I asked my father to send me to Tonga and he did, to a boarding school, when I was 15. I got off the plane and I couldn’t speak the language, so in this place that was supposed to make sense, I was in the margins yet again. I immersed myself to learn the language and embraced my Tongan-ness, as well as my Australian upbringing. I think in English, and some of my behaviours are very much middle class suburban Australia, but I am also working to reclaim and value my Indigenous upbringing.
These days, I have defined myself as a “colourful mess”.
When I think about who I am, in terms of my identity, if I named one, I’d be denying the other two, so the only way that I can feel that everything is represented is this colourful mess.
“My father taught me what was meaningful and purposeful in a life was a life of service, and he always used to emphasise this service to others.”
Yes. Those tensions within my own identity of different cultures – and also the joys from within it – mean I find that it’s helped me maybe listen a little bit deeper and to seek out ways in which we can journey together. There’s this inclusive understanding, the complexities of diversity, but unifying behind a common good, within the Uniting Church, that I’ve really connected to individually.
My father taught me that what was meaningful and purposeful in a life was a life of service, and he always used to emphasise this service to others – even down to my years as a motor mechanic, because he said our family didn’t have any mechanics. I remember looking at the office of my first placement, and it was a beautiful office, and all I could think was that its beauty would match the responsibility that comes with being in such a beautiful office. My upbringing told me that there was a responsibility to those things, instead of considering it in terms of privilege.
I’m compelled not only by my own faith, but this genuine love for humanity to stand and believe that peace is still possible. I’m drawn by the story and the gospel in the New Testament of the disciples and Jesus in the boat when they’re in the storm and the disciples are frightened. The wisdom of that story, to me, is that it says you don’t fully understand what peace is until you’ve experienced the depths of tragedies.
Right now, storms are happening and it doesn’t mean we don’t respond to them. It does mean that we stand upon a common good, and we are careful because the nuances are unique to that situation. I believe that we need to spend real time in the storm, to be able to offer the peace that’s actually going to last. It’s not one size fits all. Not one storm is explained. Not one group explains the whole group. And that’s the challenge.
There is this kind of growing voice that’s simmering back here in Australia – racism, discrimination, Australia Day – and how do we engage with that honestly? It’s almost like you need to be on one or the other.

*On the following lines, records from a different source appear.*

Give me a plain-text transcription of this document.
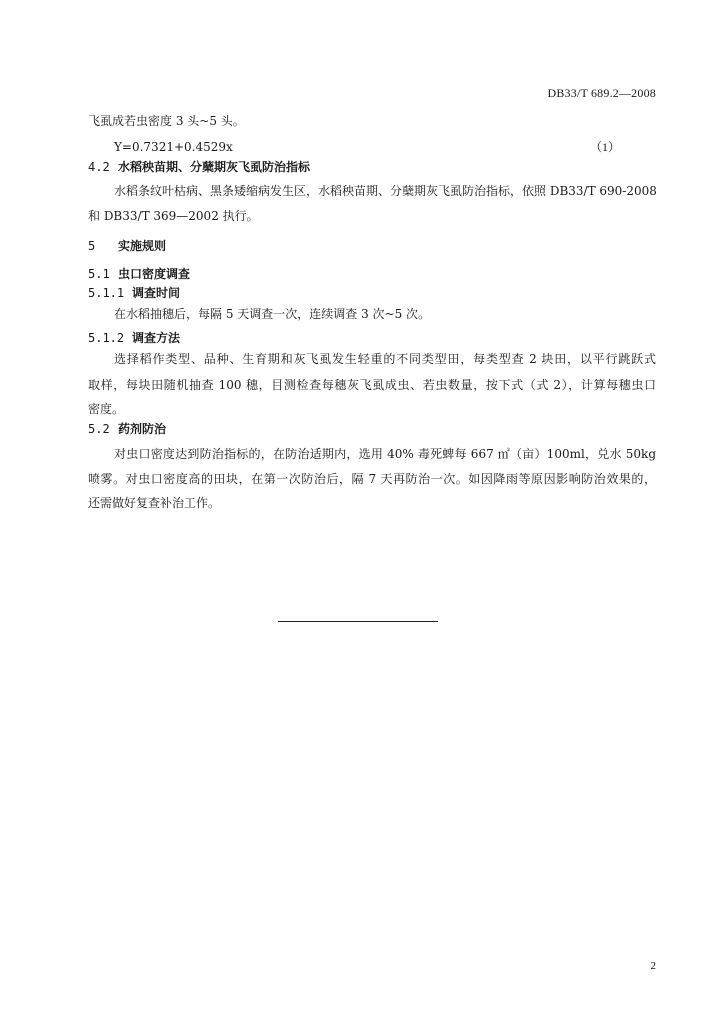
DB33/T 689.2—2008
飞虱成若虫密度 3 头~5 头。
Y=0.7321+0.4529x	（1）
4.2 水稻秧苗期、分蘖期灰飞虱防治指标
水稻条纹叶枯病、黑条矮缩病发生区，水稻秧苗期、分蘖期灰飞虱防治指标，依照 DB33/T 690-2008
和 DB33/T 369—2002 执行。
5 实施规则
5.1 虫口密度调查
5.1.1 调查时间
在水稻抽穗后，每隔 5 天调查一次，连续调查 3 次~5 次。
5.1.2 调查方法
选择稻作类型、品种、生育期和灰飞虱发生轻重的不同类型田，每类型查 2 块田，以平行跳跃式
取样，每块田随机抽查 100 穗，目测检查每穗灰飞虱成虫、若虫数量，按下式（式 2），计算每穗虫口
密度。
5.2 药剂防治
对虫口密度达到防治指标的，在防治适期内，选用 40% 毒死蜱每 667 ㎡（亩）100ml，兑水 50kg
喷雾。对虫口密度高的田块，在第一次防治后，隔 7 天再防治一次。如因降雨等原因影响防治效果的，
还需做好复查补治工作。
2
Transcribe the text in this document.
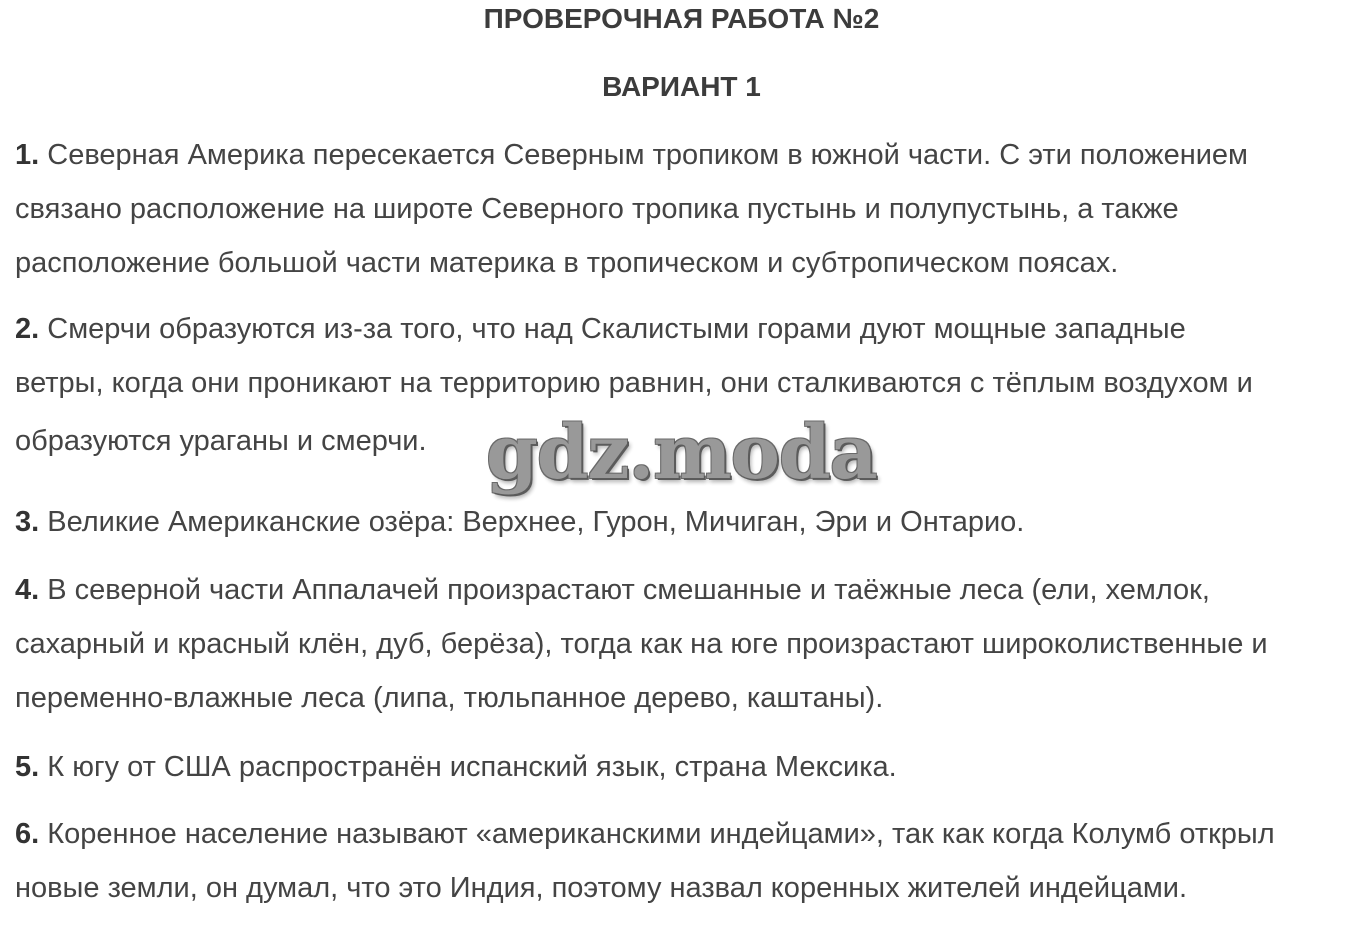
ПРОВЕРОЧНАЯ РАБОТА №2
ВАРИАНТ 1
1. Северная Америка пересекается Северным тропиком в южной части. С эти положением
связано расположение на широте Северного тропика пустынь и полупустынь, а также
расположение большой части материка в тропическом и субтропическом поясах.
2. Смерчи образуются из-за того, что над Скалистыми горами дуют мощные западные
ветры, когда они проникают на территорию равнин, они сталкиваются с тёплым воздухом и
образуются ураганы и смерчи.
3. Великие Американские озёра: Верхнее, Гурон, Мичиган, Эри и Онтарио.
4. В северной части Аппалачей произрастают смешанные и таёжные леса (ели, хемлок,
сахарный и красный клён, дуб, берёза), тогда как на юге произрастают широколиственные и
переменно-влажные леса (липа, тюльпанное дерево, каштаны).
5. К югу от США распространён испанский язык, страна Мексика.
6. Коренное население называют «американскими индейцами», так как когда Колумб открыл
новые земли, он думал, что это Индия, поэтому назвал коренных жителей индейцами.
gdz.moda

The “colourful mess” that I come from says there’s a tension in the middle, and people say, “Oh no, you can’t be just sitting on the fence.” It’s not sitting on the fence, it’s actually being in the storm that defines the strength of it, so that instead of being polarised either this way or that, the tension that lies in the middle is perhaps where the grace and the peace reside. It’s that wrestling within that storm that builds the resilience or our humanity to see beyond just the classifications that we have.